Takeaways for different types of collectors
New or returning collectors
- If you grew up with this card, you don’t need a six-figure example to participate. Lower grades, raw (ungraded) copies, and later printings like Unlimited or non-1st Edition Base can be much more accessible.
- Learning to read condition—centering, edges, holo scratches—goes a long way, even if you never submit a card for grading.
Active hobbyists
- When reviewing comps, make sure you’re filtering by edition (1st Edition vs Unlimited), grading company, and grade. Even one grade point can be a large price jump in this lane.

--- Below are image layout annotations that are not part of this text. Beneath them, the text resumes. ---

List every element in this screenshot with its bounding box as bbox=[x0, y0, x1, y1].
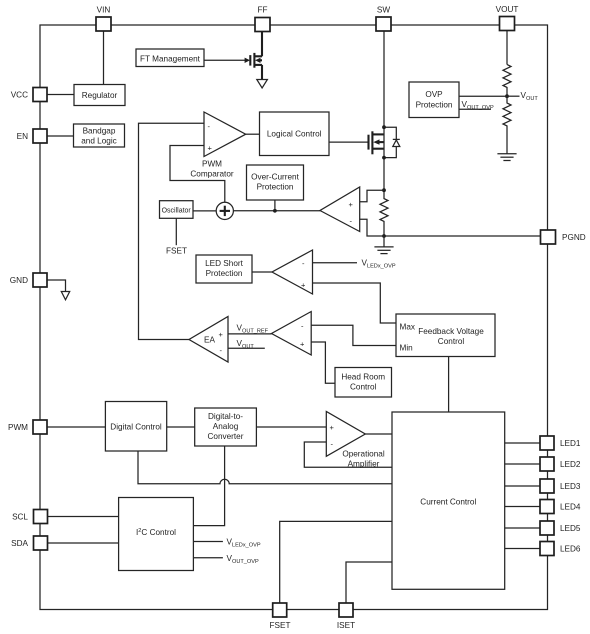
resistor Rsense bbox=[380, 188, 388, 236]
op-amp feedback comparator bbox=[272, 312, 312, 356]
ground under divider bbox=[497, 142, 516, 161]
svg-text:SCL: SCL bbox=[12, 513, 28, 522]
wire comparator2 plus to Head Room Control bbox=[311, 342, 335, 383]
block Head Room Control bbox=[335, 368, 392, 398]
svg-text:VOUT_OVP: VOUT_OVP bbox=[462, 100, 494, 111]
wire summing node to PWM comparator plus input bbox=[170, 146, 225, 203]
wire LED5 bbox=[505, 527, 541, 529]
svg-text:LED Short: LED Short bbox=[205, 259, 243, 268]
pin LED4 bbox=[540, 500, 581, 514]
block Digital-to-Analog Converter bbox=[195, 408, 257, 446]
op-amp operational amplifier bbox=[326, 412, 385, 469]
wire EA plus input to comparator2 output bbox=[228, 333, 272, 335]
wire junction to Over-Current Protection bbox=[273, 200, 277, 213]
svg-text:Bandgap: Bandgap bbox=[83, 127, 116, 136]
wire current comparator minus input to ground node bbox=[360, 219, 384, 236]
pin PWM bbox=[8, 420, 47, 434]
resistor R1 top of divider bbox=[503, 65, 511, 97]
wire LED6 bbox=[505, 548, 541, 550]
svg-text:Min: Min bbox=[400, 344, 414, 353]
pin VCC bbox=[11, 88, 47, 102]
transistor Q1 FF disconnect FET bbox=[204, 32, 262, 80]
op-amp PWM comparator bbox=[190, 112, 245, 179]
wire VIN to Regulator bbox=[103, 31, 105, 85]
label V_OUT_OVP bbox=[462, 100, 494, 111]
svg-text:Control: Control bbox=[350, 383, 377, 392]
svg-text:VIN: VIN bbox=[97, 6, 111, 15]
svg-text:EN: EN bbox=[17, 132, 28, 141]
wire Digital Control to DAC bbox=[167, 426, 195, 428]
svg-text:Max: Max bbox=[400, 323, 415, 332]
wire SW pin to sense resistor node bbox=[383, 31, 385, 190]
svg-text:LED1: LED1 bbox=[560, 439, 581, 448]
svg-text:VOUT_OVP: VOUT_OVP bbox=[227, 554, 259, 565]
stub V_LEDx_OVP from I2C Control bbox=[193, 541, 223, 543]
wire summing circle to current comparator output bbox=[233, 210, 320, 212]
svg-text:Protection: Protection bbox=[206, 269, 243, 278]
svg-text:GND: GND bbox=[10, 276, 28, 285]
svg-text:Regulator: Regulator bbox=[82, 91, 118, 100]
svg-text:+: + bbox=[301, 281, 306, 290]
pin VIN bbox=[96, 6, 111, 32]
pin GND bbox=[10, 273, 47, 287]
pin PGND bbox=[541, 230, 586, 244]
wire FSET pin to Current Control bbox=[280, 521, 392, 603]
svg-text:PWM: PWM bbox=[8, 423, 28, 432]
svg-text:Operational: Operational bbox=[342, 450, 385, 459]
svg-text:Analog: Analog bbox=[213, 422, 239, 431]
wire LED Short Protection to comparator bbox=[252, 271, 272, 273]
svg-text:Digital Control: Digital Control bbox=[110, 423, 162, 432]
wire sense node to PGND bbox=[382, 234, 540, 238]
wire VOUT pin to divider bbox=[506, 31, 508, 65]
svg-text:VLEDx_OVP: VLEDx_OVP bbox=[227, 538, 261, 549]
ground arrow under Q1 bbox=[257, 80, 268, 89]
stub V_LEDx_OVP at comparator minus bbox=[313, 262, 358, 264]
wire Oscillator to summing circle bbox=[193, 210, 216, 212]
wire comparator plus to Feedback Max bbox=[313, 283, 397, 323]
svg-text:SW: SW bbox=[377, 6, 390, 15]
pin ISET bbox=[337, 603, 355, 630]
svg-text:EA: EA bbox=[204, 336, 215, 345]
wire VCC to Regulator bbox=[47, 94, 74, 96]
label V_OUT at EA bbox=[237, 339, 255, 350]
pin VOUT bbox=[496, 5, 519, 31]
svg-text:+: + bbox=[208, 144, 213, 153]
svg-text:LED2: LED2 bbox=[560, 460, 581, 469]
svg-text:+: + bbox=[300, 340, 305, 349]
svg-text:Current Control: Current Control bbox=[420, 498, 476, 507]
pin LED5 bbox=[540, 521, 581, 535]
wire SCL to I2C Control bbox=[48, 516, 119, 518]
svg-text:I2C Control: I2C Control bbox=[136, 528, 176, 537]
svg-text:FSET: FSET bbox=[166, 247, 187, 256]
label V_OUT at divider bbox=[521, 91, 539, 102]
op-amp LED short comparator bbox=[272, 250, 313, 294]
wire Digital Control to Current Control with hop bbox=[138, 451, 392, 484]
wire GND arrow stub bbox=[47, 280, 66, 292]
wire current comparator plus input to sense node bbox=[360, 190, 384, 202]
block I2C Control bbox=[119, 498, 194, 571]
block Feedback Voltage Control bbox=[396, 314, 495, 357]
block Logical Control bbox=[260, 112, 330, 156]
wire PWM pin to Digital Control bbox=[47, 426, 105, 428]
svg-text:Oscillator: Oscillator bbox=[162, 207, 192, 214]
svg-text:FF: FF bbox=[257, 6, 267, 15]
border frame bbox=[40, 25, 548, 610]
pin SW bbox=[376, 6, 391, 32]
svg-text:Control: Control bbox=[438, 337, 465, 346]
op-amp current comparator bbox=[320, 187, 360, 232]
wire DAC to op-amp plus input bbox=[256, 426, 326, 428]
pin SCL bbox=[12, 510, 47, 524]
pin SDA bbox=[11, 536, 47, 550]
label V_LEDx_OVP at I2C bbox=[227, 538, 261, 549]
wire OVP Protection to divider node bbox=[459, 95, 507, 97]
svg-text:Over-Current: Over-Current bbox=[251, 173, 299, 182]
body diode D1 bbox=[382, 125, 400, 159]
wire LED1 bbox=[505, 442, 541, 444]
svg-text:LED5: LED5 bbox=[560, 524, 581, 533]
stub V_OUT at EA minus input bbox=[228, 347, 265, 349]
wire PWM comparator output to Logical Control bbox=[246, 133, 260, 135]
block LED Short Protection bbox=[196, 255, 252, 283]
svg-text:+: + bbox=[219, 330, 224, 339]
svg-text:FSET: FSET bbox=[270, 621, 291, 630]
wire SDA to I2C Control bbox=[48, 542, 119, 544]
wire EA output to PWM comparator minus input bbox=[139, 123, 205, 339]
svg-text:Digital-to-: Digital-to- bbox=[208, 412, 243, 421]
wire Feedback Voltage Control to Current Control bbox=[448, 356, 450, 412]
svg-text:VOUT: VOUT bbox=[521, 91, 539, 102]
wire comparator2 minus to Feedback Min bbox=[311, 325, 396, 345]
svg-text:VLEDx_OVP: VLEDx_OVP bbox=[362, 259, 396, 270]
block Digital Control bbox=[105, 402, 166, 452]
svg-text:VOUT_REF: VOUT_REF bbox=[237, 324, 269, 335]
wire ISET pin to Current Control bbox=[346, 562, 392, 603]
block OVP Protection bbox=[409, 82, 459, 118]
svg-text:Protection: Protection bbox=[257, 183, 294, 192]
wire op-amp feedback from Current Control bbox=[304, 442, 392, 467]
svg-text:Amplifier: Amplifier bbox=[348, 460, 380, 469]
svg-text:Feedback Voltage: Feedback Voltage bbox=[418, 327, 484, 336]
svg-text:and Logic: and Logic bbox=[81, 137, 117, 146]
block Bandgap and Logic bbox=[74, 124, 125, 147]
pin FF bbox=[255, 6, 270, 32]
pin LED3 bbox=[540, 479, 581, 493]
block Regulator bbox=[74, 85, 125, 106]
block Over-Current Protection bbox=[247, 165, 304, 200]
pin EN bbox=[17, 129, 47, 143]
pin FSET bbox=[270, 603, 291, 630]
svg-text:PGND: PGND bbox=[562, 233, 586, 242]
wire LED3 bbox=[505, 485, 541, 487]
node VOUT sense bbox=[505, 94, 519, 98]
svg-text:PWM: PWM bbox=[202, 160, 222, 169]
ground arrow at GND pin bbox=[61, 292, 69, 300]
label V_LEDx_OVP bbox=[362, 259, 396, 270]
node FSET label bbox=[166, 247, 187, 256]
resistor R2 bottom of divider bbox=[503, 96, 511, 141]
op-amp EA error amplifier bbox=[189, 317, 228, 363]
svg-text:+: + bbox=[330, 423, 335, 432]
label V_OUT_OVP at I2C bbox=[227, 554, 259, 565]
wire EN to Bandgap bbox=[47, 135, 74, 137]
wire Oscillator to FSET net bbox=[175, 218, 177, 245]
block Oscillator bbox=[160, 201, 194, 219]
svg-text:+: + bbox=[349, 200, 354, 209]
pin LED1 bbox=[540, 436, 581, 450]
block FT Management bbox=[136, 49, 204, 67]
transistor Q2 power switch bbox=[369, 131, 385, 154]
pin LED2 bbox=[540, 457, 581, 471]
wire LED2 bbox=[505, 463, 541, 465]
svg-text:SDA: SDA bbox=[11, 539, 28, 548]
svg-text:Logical Control: Logical Control bbox=[267, 130, 322, 139]
svg-text:VCC: VCC bbox=[11, 91, 28, 100]
ground under Rsense bbox=[374, 236, 393, 254]
stub V_OUT_OVP from I2C Control bbox=[193, 557, 223, 559]
svg-text:ISET: ISET bbox=[337, 621, 355, 630]
svg-text:LED3: LED3 bbox=[560, 482, 581, 491]
wire LED4 bbox=[505, 506, 541, 508]
svg-text:VOUT: VOUT bbox=[496, 5, 519, 14]
svg-text:OVP: OVP bbox=[425, 90, 443, 99]
svg-text:Protection: Protection bbox=[416, 101, 453, 110]
svg-text:Head Room: Head Room bbox=[341, 373, 385, 382]
svg-text:LED4: LED4 bbox=[560, 503, 581, 512]
wire Logical Control to power FET gate bbox=[329, 141, 368, 143]
block Current Control bbox=[392, 412, 505, 589]
summing junction bbox=[216, 202, 233, 219]
wire DAC to I2C Control bbox=[193, 446, 224, 525]
label V_OUT_REF bbox=[237, 324, 269, 335]
pin LED6 bbox=[540, 542, 581, 556]
svg-text:LED6: LED6 bbox=[560, 545, 581, 554]
svg-text:FT Management: FT Management bbox=[140, 54, 201, 63]
stub V_OUT_OVP from OVP Protection bbox=[459, 108, 491, 110]
svg-text:Converter: Converter bbox=[208, 432, 244, 441]
svg-text:Comparator: Comparator bbox=[190, 170, 234, 179]
wire op-amp output to Current Control bbox=[365, 433, 392, 435]
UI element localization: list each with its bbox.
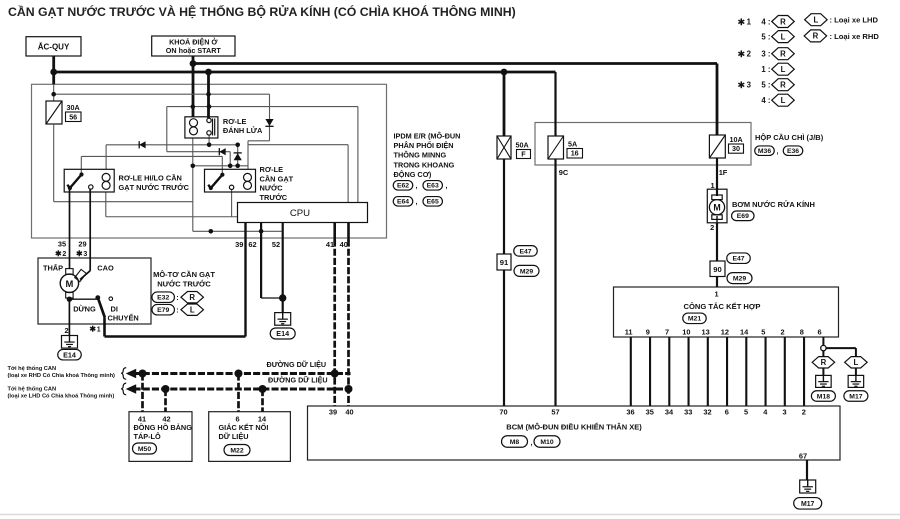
svg-text:3: 3 <box>83 251 87 258</box>
svg-text:,: , <box>416 183 418 190</box>
svg-text:2: 2 <box>747 50 752 59</box>
svg-text:ĐỒNG HỒ BẢNG: ĐỒNG HỒ BẢNG <box>134 422 193 432</box>
svg-text:MÔ-TƠ CẦN GẠT: MÔ-TƠ CẦN GẠT <box>153 269 215 279</box>
svg-text:E14: E14 <box>63 350 76 359</box>
svg-text:L: L <box>190 306 195 315</box>
svg-text:12: 12 <box>721 328 729 337</box>
svg-text:90: 90 <box>713 265 721 274</box>
svg-text:4 :: 4 : <box>761 96 770 105</box>
svg-text:PHÂN PHỐI ĐIỆN: PHÂN PHỐI ĐIỆN <box>394 140 454 150</box>
svg-text:Tới hệ thống CAN: Tới hệ thống CAN <box>8 386 57 393</box>
svg-text:4 :: 4 : <box>761 17 770 26</box>
svg-text:E64: E64 <box>397 199 409 206</box>
svg-text:13: 13 <box>701 328 709 337</box>
svg-text:5A: 5A <box>568 140 577 149</box>
svg-text:L: L <box>814 16 819 25</box>
svg-text:30: 30 <box>732 144 740 153</box>
svg-text:E79: E79 <box>157 307 169 314</box>
svg-text:L: L <box>781 32 786 41</box>
svg-text:2: 2 <box>781 328 785 337</box>
svg-text:1: 1 <box>710 181 714 190</box>
svg-text:3 :: 3 : <box>761 50 770 59</box>
svg-text:35: 35 <box>58 240 66 249</box>
svg-text:BƠM NƯỚC RỬA KÍNH: BƠM NƯỚC RỬA KÍNH <box>732 200 815 209</box>
svg-text:,: , <box>531 440 533 447</box>
svg-text:30A: 30A <box>67 103 80 112</box>
svg-text:E47: E47 <box>519 248 531 255</box>
svg-text:E32: E32 <box>157 295 169 302</box>
svg-text:GIẮC KẾT NỐI: GIẮC KẾT NỐI <box>219 422 269 432</box>
svg-text:Tới hệ thống CAN: Tới hệ thống CAN <box>8 365 57 372</box>
svg-text:1 :: 1 : <box>761 65 770 74</box>
svg-text:R: R <box>780 50 786 59</box>
svg-text:33: 33 <box>684 408 692 417</box>
svg-text:CPU: CPU <box>290 208 310 219</box>
svg-text:M17: M17 <box>849 393 862 400</box>
svg-text:6: 6 <box>725 408 729 417</box>
svg-text:THẤP: THẤP <box>43 263 63 273</box>
svg-text:L: L <box>781 65 786 74</box>
svg-text:91: 91 <box>500 258 509 267</box>
svg-text:GẠT NƯỚC TRƯỚC: GẠT NƯỚC TRƯỚC <box>119 183 190 192</box>
svg-text:5: 5 <box>744 408 748 417</box>
svg-text:M50: M50 <box>138 446 151 453</box>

- Pay attention to eye appeal. Two GEM MINT 10s can still look different to the naked eye, and bidders often notice that too.
Small sellers
- If you handle raw Base Set collections, it’s worth carefully checking any Charizard for print lines, surface scratches, and centering before deciding whether to grade.
- Even mid-grade 1st Edition Charizards can be meaningful pieces of inventory. Clear, accurate condition descriptions and good photos help buyers trust your listings.
Final thoughts
The sale of a 1999 Pokémon Base Set 1st Edition Holo #4 Charizard – CGC GEM MINT 10 for $105,400 at Goldin on 02/16/26 is another data point confirming this card’s role as a long-term reference piece for the Pokémon market. It shows that, even as overall hobby conditions evolve, the top-end, historically important cards from 1999 still command strong attention and serious bids.
For collectors at every level, it’s a reminder of how much condition, edition, and grading matter—and how a single card design from 1999 can continue to anchor conversations about the entire Pokémon TCG today.